RE: Sequences of combining characters (from Romanization of Cyril lic and Byzantine legal codes)

From: Marco Cimarosti (
Date: Wed Sep 18 2002 - 04:48:41 EDT

William Overington wrote:
> Regarding Ken's response to the Byzantine legal codes matter, it would
> appear possible that the way that the ts ligature with a dot above for
> romanization of Cyrillic could be represented in Unicode
> would be by the following sequence.
> t U+FE20 s U+FE21 U+0307

I think that <U+0307> would only apply to <s U+FE21>, not to the whole
sequence <t U+FE20 s U+FE21>.

Using the COMBINING DOUBLE INVERTED BREVE doesn't make things much better:

        t U+0361 s U+0307

Still, <U+0361> only applies to <t>, and <U+0307> only applies to <s>.

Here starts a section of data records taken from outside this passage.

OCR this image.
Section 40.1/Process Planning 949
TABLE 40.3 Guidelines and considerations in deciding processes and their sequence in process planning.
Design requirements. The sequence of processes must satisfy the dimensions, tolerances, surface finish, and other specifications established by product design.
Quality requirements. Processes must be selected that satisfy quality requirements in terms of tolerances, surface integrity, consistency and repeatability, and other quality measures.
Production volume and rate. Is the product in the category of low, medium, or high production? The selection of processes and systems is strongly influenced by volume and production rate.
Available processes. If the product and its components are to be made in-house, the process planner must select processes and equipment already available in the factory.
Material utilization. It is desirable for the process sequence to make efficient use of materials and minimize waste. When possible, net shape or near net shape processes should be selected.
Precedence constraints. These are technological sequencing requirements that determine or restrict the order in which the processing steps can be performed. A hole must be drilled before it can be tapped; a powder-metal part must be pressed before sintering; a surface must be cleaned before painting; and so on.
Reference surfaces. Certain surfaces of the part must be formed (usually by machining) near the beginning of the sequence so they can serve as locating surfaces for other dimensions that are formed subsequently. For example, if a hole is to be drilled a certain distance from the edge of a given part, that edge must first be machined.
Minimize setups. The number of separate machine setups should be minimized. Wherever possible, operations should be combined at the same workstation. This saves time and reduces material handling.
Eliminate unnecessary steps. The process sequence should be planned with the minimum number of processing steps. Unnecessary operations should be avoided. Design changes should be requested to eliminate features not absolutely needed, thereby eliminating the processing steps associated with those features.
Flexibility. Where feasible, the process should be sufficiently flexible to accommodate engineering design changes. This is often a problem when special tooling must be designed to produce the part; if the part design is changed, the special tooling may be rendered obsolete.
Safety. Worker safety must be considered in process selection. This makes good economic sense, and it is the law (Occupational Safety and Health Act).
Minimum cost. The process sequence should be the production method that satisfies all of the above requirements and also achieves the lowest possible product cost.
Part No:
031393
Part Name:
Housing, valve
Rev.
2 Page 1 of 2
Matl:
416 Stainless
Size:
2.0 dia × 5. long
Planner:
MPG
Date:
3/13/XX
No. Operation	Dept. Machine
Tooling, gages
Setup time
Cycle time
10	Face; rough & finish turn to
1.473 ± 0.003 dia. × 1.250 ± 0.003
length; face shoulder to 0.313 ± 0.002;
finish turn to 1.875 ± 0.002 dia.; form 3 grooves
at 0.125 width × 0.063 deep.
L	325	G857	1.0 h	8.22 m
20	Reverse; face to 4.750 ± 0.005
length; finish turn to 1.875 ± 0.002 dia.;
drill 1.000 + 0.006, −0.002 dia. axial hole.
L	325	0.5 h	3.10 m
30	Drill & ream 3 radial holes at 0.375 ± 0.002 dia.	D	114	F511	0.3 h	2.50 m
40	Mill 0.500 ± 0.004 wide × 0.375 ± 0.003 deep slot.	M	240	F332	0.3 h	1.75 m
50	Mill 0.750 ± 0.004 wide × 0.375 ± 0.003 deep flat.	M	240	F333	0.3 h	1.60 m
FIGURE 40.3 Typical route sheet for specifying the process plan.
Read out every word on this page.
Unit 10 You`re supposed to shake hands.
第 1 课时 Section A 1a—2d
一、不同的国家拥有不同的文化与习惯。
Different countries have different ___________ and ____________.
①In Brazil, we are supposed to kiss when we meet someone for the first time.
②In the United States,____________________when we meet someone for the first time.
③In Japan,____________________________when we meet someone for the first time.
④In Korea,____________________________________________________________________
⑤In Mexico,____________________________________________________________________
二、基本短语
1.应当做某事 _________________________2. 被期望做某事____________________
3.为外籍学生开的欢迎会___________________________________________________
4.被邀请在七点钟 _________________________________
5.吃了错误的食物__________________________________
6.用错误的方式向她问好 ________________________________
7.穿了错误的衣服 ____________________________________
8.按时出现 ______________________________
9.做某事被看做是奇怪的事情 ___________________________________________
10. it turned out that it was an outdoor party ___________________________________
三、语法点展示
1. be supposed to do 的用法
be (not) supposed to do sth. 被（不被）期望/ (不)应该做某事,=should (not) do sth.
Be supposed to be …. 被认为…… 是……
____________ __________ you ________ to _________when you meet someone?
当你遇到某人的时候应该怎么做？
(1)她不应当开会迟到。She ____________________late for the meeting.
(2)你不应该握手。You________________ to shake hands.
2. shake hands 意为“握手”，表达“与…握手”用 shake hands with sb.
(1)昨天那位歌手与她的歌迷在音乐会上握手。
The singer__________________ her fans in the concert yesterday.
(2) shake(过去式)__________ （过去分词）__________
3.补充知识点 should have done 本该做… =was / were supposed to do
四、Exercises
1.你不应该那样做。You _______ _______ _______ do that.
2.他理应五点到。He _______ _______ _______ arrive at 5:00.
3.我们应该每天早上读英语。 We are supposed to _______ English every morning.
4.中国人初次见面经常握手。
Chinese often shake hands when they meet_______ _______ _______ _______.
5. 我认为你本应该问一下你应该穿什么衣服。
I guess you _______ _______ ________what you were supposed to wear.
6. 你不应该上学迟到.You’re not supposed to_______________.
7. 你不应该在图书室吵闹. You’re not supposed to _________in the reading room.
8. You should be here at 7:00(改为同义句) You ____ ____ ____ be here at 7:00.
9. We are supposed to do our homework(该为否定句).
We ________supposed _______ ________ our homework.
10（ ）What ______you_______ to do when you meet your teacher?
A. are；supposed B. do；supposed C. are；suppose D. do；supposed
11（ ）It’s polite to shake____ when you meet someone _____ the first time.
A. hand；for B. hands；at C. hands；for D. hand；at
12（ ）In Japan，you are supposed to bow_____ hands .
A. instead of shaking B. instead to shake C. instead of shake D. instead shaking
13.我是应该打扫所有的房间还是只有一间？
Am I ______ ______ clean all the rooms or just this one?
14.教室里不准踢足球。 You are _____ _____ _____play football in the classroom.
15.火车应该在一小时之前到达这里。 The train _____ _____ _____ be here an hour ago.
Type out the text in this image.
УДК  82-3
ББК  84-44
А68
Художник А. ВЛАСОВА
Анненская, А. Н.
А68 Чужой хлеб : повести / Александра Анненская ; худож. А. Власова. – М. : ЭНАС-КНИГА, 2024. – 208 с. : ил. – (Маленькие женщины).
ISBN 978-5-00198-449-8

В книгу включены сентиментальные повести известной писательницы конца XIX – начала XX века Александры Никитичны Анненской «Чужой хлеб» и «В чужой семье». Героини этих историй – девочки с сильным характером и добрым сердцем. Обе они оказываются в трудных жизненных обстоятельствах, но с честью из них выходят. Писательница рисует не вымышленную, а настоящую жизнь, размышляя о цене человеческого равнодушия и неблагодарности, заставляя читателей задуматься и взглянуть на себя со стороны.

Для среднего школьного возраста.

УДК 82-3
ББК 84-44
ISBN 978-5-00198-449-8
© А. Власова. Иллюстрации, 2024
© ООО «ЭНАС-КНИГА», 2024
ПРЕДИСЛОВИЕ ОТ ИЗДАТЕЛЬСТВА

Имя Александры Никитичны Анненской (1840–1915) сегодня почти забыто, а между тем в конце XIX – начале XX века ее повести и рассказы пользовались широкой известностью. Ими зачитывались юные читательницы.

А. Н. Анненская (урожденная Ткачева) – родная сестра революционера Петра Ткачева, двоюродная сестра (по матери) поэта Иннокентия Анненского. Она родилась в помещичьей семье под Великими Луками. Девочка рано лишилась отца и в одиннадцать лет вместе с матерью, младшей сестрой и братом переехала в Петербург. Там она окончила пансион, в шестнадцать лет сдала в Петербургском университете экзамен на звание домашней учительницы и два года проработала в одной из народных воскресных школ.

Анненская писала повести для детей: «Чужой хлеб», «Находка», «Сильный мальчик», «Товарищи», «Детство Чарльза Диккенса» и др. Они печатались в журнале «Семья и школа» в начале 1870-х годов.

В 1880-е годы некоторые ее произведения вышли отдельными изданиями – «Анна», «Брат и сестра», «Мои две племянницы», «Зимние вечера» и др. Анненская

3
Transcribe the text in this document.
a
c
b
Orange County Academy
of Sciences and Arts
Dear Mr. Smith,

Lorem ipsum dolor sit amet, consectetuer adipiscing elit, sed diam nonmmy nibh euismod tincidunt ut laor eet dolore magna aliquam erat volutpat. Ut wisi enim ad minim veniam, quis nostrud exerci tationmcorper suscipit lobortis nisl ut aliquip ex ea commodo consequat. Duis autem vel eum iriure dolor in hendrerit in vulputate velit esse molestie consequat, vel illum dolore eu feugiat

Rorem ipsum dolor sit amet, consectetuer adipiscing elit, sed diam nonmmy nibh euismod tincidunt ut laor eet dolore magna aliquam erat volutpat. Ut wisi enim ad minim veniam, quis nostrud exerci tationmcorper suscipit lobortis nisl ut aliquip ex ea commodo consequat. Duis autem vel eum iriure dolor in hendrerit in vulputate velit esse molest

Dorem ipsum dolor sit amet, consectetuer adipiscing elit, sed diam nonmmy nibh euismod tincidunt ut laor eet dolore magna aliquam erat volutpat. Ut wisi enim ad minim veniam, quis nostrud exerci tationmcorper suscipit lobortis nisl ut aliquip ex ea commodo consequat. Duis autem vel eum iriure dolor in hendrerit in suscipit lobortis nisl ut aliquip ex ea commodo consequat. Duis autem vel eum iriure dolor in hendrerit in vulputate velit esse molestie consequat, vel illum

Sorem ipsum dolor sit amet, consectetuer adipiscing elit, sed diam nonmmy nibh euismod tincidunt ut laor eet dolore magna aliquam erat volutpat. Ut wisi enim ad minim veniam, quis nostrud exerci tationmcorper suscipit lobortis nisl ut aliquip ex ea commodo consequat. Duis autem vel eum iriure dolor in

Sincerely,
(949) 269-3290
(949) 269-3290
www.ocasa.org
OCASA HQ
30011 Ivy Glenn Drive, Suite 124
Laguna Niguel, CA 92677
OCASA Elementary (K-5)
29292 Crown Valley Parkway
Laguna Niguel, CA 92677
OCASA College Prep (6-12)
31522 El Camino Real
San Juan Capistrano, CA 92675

Perhaps, a viable approach could be using the COMBINING GRAPHEME JOINER (to
turn <ts> into a single 'grapheme'), and then use regular combining marks
(as opposed to the "double" clones):

        t U+034F s U+0311 U+0307

> In the recent thread about Byzantine legal codes, the
> following sequences were suggested.
> U+0069 U+0313 U+0301
> U+0055 U+0313
> The second of the above requiring a rendering different from
> what direct reading of the Unicode specification might suggest.

I don't think Unicode really 'specifies' this: it is a glyph issue, and the
details of it are left to the typographers.

The only thing I found about is on page 27 of the Unicode standard, which
simply states that this behavior may exist in some scripts, and gives an
example with polytonic Greek:

        "Prominent characters that show such override behavior are
associated with specific scripts or alphabets. For example, when used with
the Greek script, the "breathing marks" U+0313 COMBINING COMMA ABOVE (psili)
and U+0314 COMBINING REVERSED COMMA ABOVE (dasia) require that, when used
together with a following acute or grave accent, they be rendered
side-by-side above their base letter rather than the accent marks being
stacked above the breathing marks."

But that passage is not really a "specification", so I don't think it needs
a "correction".

Of course, it could be enhanced by changing "specific scripts or alphabets"
into "specific scripts, alphabets, or languages". And Nick Nicholas's
cross-alphabet example ("Ulpianus") could be inserted as well.

> I wonder if consideration could please be given as to whether
> this matter should be left unregulated or whether some level
> of regulation should be used.

It seems to me that the well-known motto "Unicode encodes characters, not
glyphs" implicitly includes an answer to this: as far as possible, the
matter should be left unregulated.

_ Marco